Yeditepe'de Yeni Mevsim!
Yahya Kemal’in billurdan söyleyişiyle Türkçe, ağzımızda annemizin ak sütüdür. Lisan, vatandır; lisan, kaybedilince vatan ve din de kaybedilir. Bundan dolayı bir Türkçe sevdalısı olarak...

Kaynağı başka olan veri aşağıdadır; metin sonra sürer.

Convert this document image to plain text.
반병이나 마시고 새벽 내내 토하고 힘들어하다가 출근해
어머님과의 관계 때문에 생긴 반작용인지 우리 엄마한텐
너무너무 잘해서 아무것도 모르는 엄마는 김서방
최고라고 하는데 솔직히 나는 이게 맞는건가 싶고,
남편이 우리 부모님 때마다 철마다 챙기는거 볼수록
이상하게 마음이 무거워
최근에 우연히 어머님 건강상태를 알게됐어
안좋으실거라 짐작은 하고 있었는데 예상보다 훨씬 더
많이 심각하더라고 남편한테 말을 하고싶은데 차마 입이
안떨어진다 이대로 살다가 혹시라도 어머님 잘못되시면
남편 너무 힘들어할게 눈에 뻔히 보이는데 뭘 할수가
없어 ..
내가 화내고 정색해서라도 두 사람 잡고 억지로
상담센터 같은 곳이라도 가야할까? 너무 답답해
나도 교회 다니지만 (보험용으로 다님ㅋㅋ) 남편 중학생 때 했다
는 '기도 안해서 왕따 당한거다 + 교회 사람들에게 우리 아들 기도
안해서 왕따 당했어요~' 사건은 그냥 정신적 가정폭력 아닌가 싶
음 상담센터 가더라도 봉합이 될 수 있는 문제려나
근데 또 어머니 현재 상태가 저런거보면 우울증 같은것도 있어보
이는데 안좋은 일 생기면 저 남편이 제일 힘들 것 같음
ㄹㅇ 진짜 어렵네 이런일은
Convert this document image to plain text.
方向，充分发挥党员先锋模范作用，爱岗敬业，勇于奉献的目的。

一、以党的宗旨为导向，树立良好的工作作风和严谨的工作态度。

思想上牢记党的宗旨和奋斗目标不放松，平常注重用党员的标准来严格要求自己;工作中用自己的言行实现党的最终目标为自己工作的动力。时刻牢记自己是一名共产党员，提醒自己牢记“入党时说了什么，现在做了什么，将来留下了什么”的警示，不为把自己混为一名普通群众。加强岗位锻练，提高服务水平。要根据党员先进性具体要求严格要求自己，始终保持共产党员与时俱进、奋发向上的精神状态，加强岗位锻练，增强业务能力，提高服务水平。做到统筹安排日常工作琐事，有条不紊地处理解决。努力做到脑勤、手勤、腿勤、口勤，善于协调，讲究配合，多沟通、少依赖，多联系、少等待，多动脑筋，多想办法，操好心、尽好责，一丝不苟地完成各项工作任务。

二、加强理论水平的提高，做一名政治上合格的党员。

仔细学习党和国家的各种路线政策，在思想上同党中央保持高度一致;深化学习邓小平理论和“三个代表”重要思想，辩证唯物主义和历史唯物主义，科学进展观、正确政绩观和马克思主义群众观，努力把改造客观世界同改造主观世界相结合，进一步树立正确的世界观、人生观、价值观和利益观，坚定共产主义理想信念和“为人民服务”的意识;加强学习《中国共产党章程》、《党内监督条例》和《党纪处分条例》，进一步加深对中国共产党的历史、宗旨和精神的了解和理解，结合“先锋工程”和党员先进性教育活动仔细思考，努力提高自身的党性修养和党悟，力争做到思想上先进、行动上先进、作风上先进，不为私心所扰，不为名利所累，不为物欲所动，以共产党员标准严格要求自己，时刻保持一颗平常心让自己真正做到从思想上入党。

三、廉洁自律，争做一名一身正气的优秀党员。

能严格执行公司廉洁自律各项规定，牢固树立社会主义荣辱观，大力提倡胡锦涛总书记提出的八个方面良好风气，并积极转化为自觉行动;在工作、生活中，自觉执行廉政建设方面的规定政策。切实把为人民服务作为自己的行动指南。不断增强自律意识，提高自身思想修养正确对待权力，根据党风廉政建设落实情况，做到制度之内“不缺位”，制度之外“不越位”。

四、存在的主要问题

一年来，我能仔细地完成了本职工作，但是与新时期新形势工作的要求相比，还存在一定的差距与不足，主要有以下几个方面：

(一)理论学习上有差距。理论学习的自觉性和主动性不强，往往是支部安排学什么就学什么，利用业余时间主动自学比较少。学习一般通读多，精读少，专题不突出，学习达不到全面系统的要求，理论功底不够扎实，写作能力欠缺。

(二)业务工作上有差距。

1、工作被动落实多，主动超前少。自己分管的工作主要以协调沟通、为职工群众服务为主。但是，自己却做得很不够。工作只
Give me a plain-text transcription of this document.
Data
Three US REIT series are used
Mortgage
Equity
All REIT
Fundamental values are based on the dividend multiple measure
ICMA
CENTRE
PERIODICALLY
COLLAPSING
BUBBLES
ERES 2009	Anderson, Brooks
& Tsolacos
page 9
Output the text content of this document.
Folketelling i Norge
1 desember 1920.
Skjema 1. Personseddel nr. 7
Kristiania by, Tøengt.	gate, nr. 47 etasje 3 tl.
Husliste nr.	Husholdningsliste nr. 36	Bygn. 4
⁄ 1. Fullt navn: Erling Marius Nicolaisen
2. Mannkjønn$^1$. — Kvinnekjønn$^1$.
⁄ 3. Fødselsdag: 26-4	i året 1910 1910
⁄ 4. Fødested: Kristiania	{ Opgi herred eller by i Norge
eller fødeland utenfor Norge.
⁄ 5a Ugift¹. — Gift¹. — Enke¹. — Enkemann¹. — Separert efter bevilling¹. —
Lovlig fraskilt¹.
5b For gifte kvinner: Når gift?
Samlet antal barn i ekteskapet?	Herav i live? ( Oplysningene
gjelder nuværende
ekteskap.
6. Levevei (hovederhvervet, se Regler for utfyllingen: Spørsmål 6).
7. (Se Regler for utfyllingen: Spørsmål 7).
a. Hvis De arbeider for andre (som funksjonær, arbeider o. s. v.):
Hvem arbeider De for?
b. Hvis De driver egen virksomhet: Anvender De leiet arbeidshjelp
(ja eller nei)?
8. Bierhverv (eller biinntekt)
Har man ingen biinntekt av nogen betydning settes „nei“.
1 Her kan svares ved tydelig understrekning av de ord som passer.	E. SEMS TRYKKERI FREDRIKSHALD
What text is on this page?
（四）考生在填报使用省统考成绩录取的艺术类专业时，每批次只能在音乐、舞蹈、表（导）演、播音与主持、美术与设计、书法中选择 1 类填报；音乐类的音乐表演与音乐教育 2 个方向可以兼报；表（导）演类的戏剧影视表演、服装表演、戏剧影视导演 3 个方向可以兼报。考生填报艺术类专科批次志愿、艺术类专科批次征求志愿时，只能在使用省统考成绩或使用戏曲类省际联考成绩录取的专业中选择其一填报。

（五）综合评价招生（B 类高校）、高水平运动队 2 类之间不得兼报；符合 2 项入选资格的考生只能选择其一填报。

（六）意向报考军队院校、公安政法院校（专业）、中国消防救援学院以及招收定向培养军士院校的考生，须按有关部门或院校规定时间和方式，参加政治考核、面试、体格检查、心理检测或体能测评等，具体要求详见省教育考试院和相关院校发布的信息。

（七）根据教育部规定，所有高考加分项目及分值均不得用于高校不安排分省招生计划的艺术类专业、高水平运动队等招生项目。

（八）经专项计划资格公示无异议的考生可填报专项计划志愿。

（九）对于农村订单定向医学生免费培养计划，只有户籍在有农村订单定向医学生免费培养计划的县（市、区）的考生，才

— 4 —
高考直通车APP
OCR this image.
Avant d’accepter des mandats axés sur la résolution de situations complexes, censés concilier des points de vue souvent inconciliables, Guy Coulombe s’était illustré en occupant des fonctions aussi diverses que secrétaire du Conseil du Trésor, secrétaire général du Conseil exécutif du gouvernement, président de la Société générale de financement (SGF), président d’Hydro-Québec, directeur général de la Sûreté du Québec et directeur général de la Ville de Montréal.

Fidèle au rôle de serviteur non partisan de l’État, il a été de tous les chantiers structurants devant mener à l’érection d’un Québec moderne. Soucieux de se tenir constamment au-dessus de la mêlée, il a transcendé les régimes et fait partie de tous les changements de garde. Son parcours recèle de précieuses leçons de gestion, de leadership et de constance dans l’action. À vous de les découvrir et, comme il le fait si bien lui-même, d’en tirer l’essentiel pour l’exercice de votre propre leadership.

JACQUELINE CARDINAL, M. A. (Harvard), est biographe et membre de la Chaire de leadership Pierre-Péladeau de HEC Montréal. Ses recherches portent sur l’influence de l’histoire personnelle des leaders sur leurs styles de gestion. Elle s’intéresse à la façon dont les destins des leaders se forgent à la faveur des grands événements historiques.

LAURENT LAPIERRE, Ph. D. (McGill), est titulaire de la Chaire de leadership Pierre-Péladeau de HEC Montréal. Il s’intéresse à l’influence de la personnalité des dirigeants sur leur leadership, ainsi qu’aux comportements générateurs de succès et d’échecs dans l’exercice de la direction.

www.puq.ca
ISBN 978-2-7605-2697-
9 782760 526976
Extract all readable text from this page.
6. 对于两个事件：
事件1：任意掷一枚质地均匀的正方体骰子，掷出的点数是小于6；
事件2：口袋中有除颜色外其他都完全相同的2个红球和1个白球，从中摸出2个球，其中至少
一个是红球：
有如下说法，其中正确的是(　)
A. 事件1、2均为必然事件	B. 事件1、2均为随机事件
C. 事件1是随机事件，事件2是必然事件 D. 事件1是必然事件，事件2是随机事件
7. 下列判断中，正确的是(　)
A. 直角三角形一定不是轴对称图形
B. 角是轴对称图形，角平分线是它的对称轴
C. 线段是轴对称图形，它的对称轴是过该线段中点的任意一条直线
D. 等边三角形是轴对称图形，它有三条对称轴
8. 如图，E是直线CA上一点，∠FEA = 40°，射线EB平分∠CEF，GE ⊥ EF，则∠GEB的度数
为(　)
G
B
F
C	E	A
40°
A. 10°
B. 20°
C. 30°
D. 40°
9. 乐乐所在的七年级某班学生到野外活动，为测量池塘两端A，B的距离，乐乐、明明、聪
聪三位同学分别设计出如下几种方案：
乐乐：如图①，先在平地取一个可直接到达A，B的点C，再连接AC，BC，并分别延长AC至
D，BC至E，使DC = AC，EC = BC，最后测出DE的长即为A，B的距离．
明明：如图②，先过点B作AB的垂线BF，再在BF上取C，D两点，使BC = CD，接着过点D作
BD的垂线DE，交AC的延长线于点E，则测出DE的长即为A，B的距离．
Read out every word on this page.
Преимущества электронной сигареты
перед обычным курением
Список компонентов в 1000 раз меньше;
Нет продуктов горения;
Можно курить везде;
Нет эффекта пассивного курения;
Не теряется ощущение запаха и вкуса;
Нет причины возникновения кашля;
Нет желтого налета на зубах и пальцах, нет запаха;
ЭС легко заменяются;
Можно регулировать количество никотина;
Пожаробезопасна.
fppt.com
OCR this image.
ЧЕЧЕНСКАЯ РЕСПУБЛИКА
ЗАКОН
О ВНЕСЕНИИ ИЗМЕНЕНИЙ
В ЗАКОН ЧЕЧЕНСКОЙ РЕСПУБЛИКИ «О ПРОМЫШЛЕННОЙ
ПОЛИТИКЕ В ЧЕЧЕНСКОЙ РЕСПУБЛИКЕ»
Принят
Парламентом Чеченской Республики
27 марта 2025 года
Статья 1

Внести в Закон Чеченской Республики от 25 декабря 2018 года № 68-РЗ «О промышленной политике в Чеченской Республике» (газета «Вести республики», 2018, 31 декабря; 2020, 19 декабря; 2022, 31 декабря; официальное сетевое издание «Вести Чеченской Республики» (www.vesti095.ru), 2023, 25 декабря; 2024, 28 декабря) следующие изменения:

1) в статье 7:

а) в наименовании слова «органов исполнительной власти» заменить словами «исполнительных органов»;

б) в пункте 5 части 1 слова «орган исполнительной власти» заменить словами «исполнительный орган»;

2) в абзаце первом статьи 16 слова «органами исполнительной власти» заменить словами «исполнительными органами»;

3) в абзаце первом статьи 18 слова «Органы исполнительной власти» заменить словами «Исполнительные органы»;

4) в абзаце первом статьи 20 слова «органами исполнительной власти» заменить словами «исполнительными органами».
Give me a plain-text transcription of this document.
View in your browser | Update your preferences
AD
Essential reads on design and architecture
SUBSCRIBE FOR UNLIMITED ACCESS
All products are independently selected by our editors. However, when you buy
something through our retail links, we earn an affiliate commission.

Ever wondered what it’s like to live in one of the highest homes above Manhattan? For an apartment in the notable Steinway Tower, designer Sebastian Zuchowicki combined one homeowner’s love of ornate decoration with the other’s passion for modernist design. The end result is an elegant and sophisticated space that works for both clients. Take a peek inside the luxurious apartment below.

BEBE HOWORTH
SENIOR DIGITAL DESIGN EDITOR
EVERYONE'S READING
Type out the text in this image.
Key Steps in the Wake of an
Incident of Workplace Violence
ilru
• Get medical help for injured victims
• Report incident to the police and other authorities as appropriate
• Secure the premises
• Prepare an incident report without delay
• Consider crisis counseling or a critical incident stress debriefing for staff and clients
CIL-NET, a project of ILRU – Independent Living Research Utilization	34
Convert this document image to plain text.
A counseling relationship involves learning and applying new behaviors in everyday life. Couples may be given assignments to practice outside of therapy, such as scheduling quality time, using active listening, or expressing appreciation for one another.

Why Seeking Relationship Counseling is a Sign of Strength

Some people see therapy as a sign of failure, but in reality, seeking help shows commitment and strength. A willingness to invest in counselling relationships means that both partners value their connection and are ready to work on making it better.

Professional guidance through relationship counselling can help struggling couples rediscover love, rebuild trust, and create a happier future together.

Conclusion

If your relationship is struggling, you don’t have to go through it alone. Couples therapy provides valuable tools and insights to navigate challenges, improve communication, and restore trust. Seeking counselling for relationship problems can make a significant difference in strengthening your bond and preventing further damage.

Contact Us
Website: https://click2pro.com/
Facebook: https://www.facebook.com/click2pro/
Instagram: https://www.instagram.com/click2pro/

Yahya Kemal’in billurdan söyleyişiyle Türkçe, ağzımızda annemizin ak sütüdür. Lisan, vatandır; lisan, kaybedilince vatan ve din de kaybedilir. Bundan dolayı bir Türkçe sevdalısı olarak Türkçe’nin zenginleşmesine, gelişmesine ve korunmasına dair hep gayret sarf ettik. Lisanımız da devletimizin kaderini yaşamıştır. Devlet, nasıl ki son iki asırda buhrandan buhrana sürüklendiyse Türkçe de bu akıbete marûz kaldı. Buhranın son ve en büyük olayları, harf ve dil inkılaplarıdır. Osmanlı münevveri, yüz bin kelimeyle konuşup yazarken, Cumhuriyet aydını on bin kelimeye geriledi. Peyami Safa ve muasırı diğer bazı muharrirler, “Türkçe, ilim dili olamaz!” İddiasını serdederken beş-on bin kelimeyle ilmî eser verilemeyeceğine işaret ediyorlardı.
Lisan, dil, yaşayan varlıktır. Milletler, diğer milletlerle temasa geçince sair alış-verişler gibi dil alış-verişi de olur. Dilimizde Çince, Rusça, Farsça, Arapça, Rumca, Ermenice vs. kelimeler vardır. Bizden de bu dillere kelimeler geçmiştir. Batı ile karşılaşınca Fransızca, Almanca, İngilizceden kelimeler geldi. Batı asıllı kelimelerin girişi teknolojiyi almamızla daha da hızlandı. Buna Tanzimat’tan sonra bir buçuk asır boyunca süren yabancı kelime kullanmayı ileri olma farkı telakki edenlerin özentisi de eklenince dil kirlenmesi arttı.